The global economy in 2018 is projected by Mercator Advisory Group to be roughly $80 trillion, with the export of merchandise and services expected to be around $24 trillion. So trade finance is clearly a major indicator of how interdependent economic activity has become. International trade finance historically has been dependent on traditional methods (documentary collections and letters of credit), which have been heavily burdened by paper-based processes and industry esoterica. The move to open account types of trade financing, including supply chain finance, is still relatively new but is accelerating since the financial crisis. This trend is being driven by a combination of factors which are addressed as part of this research report.
In a new research report from Mercator Advisory Group, Supply Chain Finance Market Review, various drivers of the continued global expansion of alternative financing tools across the corporate landscape are examined.
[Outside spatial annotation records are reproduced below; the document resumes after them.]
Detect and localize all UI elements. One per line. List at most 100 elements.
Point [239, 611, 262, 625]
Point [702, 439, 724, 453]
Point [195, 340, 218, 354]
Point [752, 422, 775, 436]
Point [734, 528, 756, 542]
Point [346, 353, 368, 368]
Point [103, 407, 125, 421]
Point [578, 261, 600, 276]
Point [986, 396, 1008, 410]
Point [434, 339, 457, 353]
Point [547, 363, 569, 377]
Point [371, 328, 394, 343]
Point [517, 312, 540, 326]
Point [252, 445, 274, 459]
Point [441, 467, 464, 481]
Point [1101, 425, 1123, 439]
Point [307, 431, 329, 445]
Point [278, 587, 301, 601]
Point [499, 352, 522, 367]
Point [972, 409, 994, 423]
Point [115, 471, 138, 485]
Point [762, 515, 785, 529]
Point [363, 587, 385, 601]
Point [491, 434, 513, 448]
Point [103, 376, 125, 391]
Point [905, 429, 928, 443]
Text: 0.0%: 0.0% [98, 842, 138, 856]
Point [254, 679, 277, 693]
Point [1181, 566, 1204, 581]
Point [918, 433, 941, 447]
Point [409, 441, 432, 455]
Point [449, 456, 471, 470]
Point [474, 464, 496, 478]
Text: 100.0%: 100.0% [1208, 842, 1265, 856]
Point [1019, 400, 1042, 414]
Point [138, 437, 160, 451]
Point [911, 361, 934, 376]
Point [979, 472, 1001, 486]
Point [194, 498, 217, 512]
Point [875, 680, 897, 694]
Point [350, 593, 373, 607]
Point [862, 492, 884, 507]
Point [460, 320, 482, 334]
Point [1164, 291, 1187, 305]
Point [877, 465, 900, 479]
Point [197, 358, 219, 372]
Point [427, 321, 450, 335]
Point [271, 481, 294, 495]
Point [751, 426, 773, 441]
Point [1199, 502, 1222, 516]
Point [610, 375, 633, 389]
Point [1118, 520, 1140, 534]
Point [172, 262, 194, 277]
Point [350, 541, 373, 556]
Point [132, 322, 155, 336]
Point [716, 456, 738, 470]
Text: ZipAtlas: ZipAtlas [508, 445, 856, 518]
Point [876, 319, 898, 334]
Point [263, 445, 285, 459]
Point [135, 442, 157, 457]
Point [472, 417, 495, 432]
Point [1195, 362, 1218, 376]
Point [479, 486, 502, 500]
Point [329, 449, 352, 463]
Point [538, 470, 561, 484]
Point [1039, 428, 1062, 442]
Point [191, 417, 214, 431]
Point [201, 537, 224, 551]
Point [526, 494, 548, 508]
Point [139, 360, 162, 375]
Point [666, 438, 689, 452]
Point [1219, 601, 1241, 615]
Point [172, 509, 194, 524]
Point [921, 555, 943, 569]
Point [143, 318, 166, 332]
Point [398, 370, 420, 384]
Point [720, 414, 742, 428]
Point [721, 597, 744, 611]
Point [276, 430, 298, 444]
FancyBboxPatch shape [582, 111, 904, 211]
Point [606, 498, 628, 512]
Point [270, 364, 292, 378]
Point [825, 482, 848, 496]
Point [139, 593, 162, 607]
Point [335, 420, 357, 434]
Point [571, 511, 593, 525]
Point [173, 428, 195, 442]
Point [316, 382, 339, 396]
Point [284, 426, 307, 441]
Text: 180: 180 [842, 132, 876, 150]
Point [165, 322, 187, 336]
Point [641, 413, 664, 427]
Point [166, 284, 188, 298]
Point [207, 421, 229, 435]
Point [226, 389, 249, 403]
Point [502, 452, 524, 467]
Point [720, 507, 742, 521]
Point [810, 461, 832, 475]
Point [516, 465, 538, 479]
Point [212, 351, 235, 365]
“Trade finance as an industry supports the exchange of goods and services between business counterparties across both international boundaries and domestic business activity. It is quite an involved ecosystem that helps to drive global economic growth by creating liquidity for businesses who seek to reach the widest possible market” commented Steve Murphy, Director of Mercator Advisory Group’s Commercial and Enterprise Payments Advisory Service, author of the report. “Due to communications gains and recent technology advances, modern trade finance is going digital, led by banks and fintechs that are broadening access to supply chain finance capabilities through innovative approaches.”
The document is 20 pages long and contains 9 exhibits.
Companies mentioned in this report include: ACI, Asian Development Bank, Basware, C2FO, CGI, Citi, Corcentric, Coupa, Demica, Finastra, Funding Circle, GT Treasury, HSBC, Kabbage, Kyriba, OnDeck, Oracle, Orbian, PrimeRevenue, SAP Ariba, Surecomp, SWIFT, Temenos, Tradeshift, and World Bank.